Scott Alexander on suicide rates and guns – The US is an outlier in homicide rates but not in suicide rates even though there is a clear relationship between gun ownership and suicide rates but not between gun ownership and homicide rates. His conclusion is that if the US decreased its gun ownership, it would probably have even lower suicide rates and would be among the lowest in the developed world. He doesn’t mention it in this article, but conversely, decreasing gun ownership might not significantly decrease homicide rates.
Russ Roberts interviews Michael O’Hare about art museums – I learned so much from this podcast episode. The largest art museums only show around 5% of their collection at any given time, and since they continually acquire more art and perpetually display their staples, the majority of their collection never sees the light of day. O’Hare asserts that selling just 1% of their collection would not only allow the most well-known museums to fund admissions for perpetuity so that everyone could see their art for free, but would also give smaller art museums the opportunity to acquire more well-known works that currently aren’t seen by anyone. However, the current system all but prevents art directors from selling anything in their collection unless it is to acquire other works. So, we end up in a position nobody wants to be in: the largest art museums have so many works that will never see the light of day, works that smaller museums would kill for, and we have to pay ever increasing admission prices, ostensibly to provide the money “needed for a museum to operate.”

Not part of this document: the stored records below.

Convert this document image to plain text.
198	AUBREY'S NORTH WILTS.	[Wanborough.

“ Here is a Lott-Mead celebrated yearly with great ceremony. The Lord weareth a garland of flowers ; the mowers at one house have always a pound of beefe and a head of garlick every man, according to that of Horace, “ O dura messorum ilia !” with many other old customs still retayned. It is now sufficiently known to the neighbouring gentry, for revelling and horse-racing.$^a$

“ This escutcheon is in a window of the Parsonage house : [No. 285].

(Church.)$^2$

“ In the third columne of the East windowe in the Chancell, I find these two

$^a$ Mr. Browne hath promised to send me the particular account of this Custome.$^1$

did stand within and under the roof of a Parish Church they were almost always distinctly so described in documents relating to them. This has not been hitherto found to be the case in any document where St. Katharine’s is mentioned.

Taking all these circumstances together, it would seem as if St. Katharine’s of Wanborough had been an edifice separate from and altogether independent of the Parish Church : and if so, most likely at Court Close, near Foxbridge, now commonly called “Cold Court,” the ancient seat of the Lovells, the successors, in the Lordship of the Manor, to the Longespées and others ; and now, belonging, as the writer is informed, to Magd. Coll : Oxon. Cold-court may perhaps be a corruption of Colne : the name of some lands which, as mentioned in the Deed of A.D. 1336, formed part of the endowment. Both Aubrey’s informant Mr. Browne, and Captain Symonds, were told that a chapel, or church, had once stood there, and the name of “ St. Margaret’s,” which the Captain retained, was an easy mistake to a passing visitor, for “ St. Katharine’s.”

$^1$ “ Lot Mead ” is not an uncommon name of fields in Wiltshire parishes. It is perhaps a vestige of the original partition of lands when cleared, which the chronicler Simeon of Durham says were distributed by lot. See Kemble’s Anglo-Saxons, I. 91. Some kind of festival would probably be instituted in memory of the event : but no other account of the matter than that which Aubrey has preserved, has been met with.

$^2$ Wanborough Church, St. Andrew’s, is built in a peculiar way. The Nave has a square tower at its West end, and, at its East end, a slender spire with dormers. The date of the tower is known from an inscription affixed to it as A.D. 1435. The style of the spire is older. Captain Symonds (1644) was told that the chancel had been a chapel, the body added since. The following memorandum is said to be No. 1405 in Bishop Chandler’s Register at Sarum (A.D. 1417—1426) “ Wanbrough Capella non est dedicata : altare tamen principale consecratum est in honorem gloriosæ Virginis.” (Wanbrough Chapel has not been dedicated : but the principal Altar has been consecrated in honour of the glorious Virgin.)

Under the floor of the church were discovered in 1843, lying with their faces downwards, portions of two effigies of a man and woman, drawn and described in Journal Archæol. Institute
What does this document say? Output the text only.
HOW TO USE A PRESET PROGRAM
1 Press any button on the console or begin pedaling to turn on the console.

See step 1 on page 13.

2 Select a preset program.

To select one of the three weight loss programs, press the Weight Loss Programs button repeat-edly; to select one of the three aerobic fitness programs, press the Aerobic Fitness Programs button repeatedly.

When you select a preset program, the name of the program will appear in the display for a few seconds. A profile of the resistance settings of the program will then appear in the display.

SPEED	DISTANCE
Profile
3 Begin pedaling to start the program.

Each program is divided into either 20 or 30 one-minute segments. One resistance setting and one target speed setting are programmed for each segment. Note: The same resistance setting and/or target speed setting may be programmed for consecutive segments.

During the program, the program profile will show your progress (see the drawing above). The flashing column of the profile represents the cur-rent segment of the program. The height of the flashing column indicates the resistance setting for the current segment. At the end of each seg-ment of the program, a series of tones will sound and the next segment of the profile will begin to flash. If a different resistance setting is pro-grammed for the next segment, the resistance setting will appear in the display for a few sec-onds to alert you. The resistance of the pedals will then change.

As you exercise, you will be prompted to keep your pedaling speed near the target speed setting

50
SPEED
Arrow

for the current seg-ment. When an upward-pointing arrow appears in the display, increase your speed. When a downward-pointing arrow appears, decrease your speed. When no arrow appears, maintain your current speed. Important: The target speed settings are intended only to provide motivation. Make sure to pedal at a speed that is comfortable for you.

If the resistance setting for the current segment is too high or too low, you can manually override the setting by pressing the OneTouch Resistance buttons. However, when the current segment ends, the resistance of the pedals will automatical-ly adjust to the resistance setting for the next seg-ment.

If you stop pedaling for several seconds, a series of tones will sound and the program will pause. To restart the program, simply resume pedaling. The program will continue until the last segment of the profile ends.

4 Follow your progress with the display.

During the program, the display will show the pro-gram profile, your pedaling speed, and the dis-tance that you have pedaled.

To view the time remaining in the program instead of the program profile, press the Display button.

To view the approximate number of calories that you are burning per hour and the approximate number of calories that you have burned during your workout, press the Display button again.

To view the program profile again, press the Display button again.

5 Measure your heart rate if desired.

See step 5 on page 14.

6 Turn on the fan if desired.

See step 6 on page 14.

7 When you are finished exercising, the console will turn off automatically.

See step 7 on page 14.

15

“The Education Tax Reduces Inequality and the Incentive to Work” – By Alex Tabarrok using data from David Leonhardt. College tuition is so much more expensive for Affluent families (~186k in income) than Upper-Middle families (~123k in income) that the earnings gap between them is smaller than first glance. Based on the data, when an Affluent family has 2 kids in college, their take adjusted income is actually less than an Upper-Middle class family. The post was thought provoking but I’m highly skeptical about this reducing the incentives of workers to earn more money.
The Verge article by Christine MacDonald on how Coca-Cola isn’t really water neutral – Good news: Coca-Cola is “water neutral,”ostensibly meaning that it gives back the same amount of water it uses. Bad news: its method of calculating its water use leaves out ~99% of its actual water use since it is only counting the water used in production, not the amount in its entire supply chain. For example, a half-liter of Coke takes ~35 liters of water to make (28L for growing sugar beets, 7L for the plastic bottle, and 0.4L for the actual liquid), but Coca-Cola is only counting its water use as 0.4L.
Helen Rosner on MSG – Mind blown. I had no idea that it’s been known for a while that MSG is not bad for you, despite the public perception, even among Asians, that it is. Why the perception? It originated from bad science, and possibly a dose of racism/xenophobia and then stuck despite many studies that have since debunked the myth. That it stuck illustrates the power of inertia and the difficulty in changing public opinion.